A metà tra un discorso di Thomas Sankara e un aggiornamento degli Olocausti tardovittoriani di Mike Davis, sull’innesco politico prima ancora che climatico di fenomeni devastanti come El Niño, lo special rapporteur dell’Onu per la Povertà estrema, Philip Alston, ha illustrato con la giusta dose di apocalittico realismo i termini della faccenda. Ripetendo, con toni forti e autorevoli, quanto è e sarà sotto gli occhi di tutti, che saranno i più poveri a subire i danni causati dai più ricchi, che i mutamenti climatici in atto travolgeranno chi vi ha meno contribuito.
E che oltre alla scarsità di cibo, acqua e luoghi sicuri in cui vivere, con conseguenti conflitti, migrazioni di massa e vie di fuga che solo i ricchi potranno permettersi, a rischiare seriamente l’estinzione di fronte «agli sconvolgimenti che sono in arrivo» sono gli stessi diritti umani.

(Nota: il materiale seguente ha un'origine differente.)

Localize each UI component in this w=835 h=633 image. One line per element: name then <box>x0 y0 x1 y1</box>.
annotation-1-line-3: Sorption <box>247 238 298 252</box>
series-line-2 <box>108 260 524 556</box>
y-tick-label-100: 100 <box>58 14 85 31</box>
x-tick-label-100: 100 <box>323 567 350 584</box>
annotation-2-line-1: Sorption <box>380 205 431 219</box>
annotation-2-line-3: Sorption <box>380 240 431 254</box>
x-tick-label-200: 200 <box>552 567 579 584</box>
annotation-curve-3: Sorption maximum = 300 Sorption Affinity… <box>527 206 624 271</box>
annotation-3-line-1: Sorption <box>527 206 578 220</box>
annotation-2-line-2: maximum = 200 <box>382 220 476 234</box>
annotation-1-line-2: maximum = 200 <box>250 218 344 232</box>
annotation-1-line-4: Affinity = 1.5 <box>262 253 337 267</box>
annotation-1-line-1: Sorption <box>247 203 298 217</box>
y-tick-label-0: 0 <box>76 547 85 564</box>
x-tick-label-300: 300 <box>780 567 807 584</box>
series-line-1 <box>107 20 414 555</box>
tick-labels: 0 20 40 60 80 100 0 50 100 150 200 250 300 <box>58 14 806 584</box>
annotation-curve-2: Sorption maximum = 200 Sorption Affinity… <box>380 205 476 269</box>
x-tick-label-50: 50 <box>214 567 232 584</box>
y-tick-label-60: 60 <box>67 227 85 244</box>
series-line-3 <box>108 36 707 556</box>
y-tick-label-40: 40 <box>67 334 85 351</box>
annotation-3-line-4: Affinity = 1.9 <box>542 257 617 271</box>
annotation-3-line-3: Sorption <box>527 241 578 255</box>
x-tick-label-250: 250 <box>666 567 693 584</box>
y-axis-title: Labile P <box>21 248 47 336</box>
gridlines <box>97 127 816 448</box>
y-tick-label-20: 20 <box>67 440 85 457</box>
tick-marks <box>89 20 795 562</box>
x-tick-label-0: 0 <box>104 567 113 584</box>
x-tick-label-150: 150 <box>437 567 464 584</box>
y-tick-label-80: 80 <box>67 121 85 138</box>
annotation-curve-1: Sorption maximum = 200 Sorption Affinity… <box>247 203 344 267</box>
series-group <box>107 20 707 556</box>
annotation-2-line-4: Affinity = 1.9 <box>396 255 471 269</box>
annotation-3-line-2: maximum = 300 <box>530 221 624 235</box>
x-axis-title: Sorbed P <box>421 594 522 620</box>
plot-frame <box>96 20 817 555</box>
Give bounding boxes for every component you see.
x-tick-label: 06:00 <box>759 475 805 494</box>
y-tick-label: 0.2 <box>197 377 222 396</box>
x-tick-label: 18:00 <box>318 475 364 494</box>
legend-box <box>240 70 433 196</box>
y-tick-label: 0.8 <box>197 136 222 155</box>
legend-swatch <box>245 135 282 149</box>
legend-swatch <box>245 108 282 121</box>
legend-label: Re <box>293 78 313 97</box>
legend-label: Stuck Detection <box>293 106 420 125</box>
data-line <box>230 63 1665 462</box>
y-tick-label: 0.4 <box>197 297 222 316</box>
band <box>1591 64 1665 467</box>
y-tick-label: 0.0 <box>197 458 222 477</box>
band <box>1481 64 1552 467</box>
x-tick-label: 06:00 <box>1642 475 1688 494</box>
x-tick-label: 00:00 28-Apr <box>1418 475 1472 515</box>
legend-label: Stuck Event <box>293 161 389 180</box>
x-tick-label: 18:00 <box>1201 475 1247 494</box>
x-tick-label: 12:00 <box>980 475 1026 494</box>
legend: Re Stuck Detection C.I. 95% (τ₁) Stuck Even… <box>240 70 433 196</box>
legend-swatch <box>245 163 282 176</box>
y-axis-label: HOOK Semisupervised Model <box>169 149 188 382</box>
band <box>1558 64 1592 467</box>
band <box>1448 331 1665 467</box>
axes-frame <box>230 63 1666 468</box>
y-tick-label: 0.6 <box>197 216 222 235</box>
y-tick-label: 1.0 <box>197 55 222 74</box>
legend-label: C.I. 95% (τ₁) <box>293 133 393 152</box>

«Apartheid climatico» è la calzante definizione usata dallo studioso australiano, parte di un gruppo di esperti indipendenti che ha lavorato a una sorta di sintesi delle ricerche condotte fin qui su una materia così incandescente. Le conclusioni sono sdegno allo stato puro per il modo in cui Donald Trump sta «silenziando attivamente» la ricerca sul climate change e per come Jair Bolsonaro sta svendendo l’Amazzonia alle società minerarie. Ma sono anche una condanna senza appello per i passi «palesemente inadeguati» intrapresi dalle Nazioni unite e dallo stesso Consiglio Onu per i diritti umani – nella cui sede il rapporto verrà presentato, venerdì a Ginevra – che per Alston «non può più limitarsi a organizzare panel di esperti, produrre inutili rapporti, esortare gli altri a fare di più quando di per sé fa ben poco. Spuntare caselle non salverà l’umanità dal disastro imminente».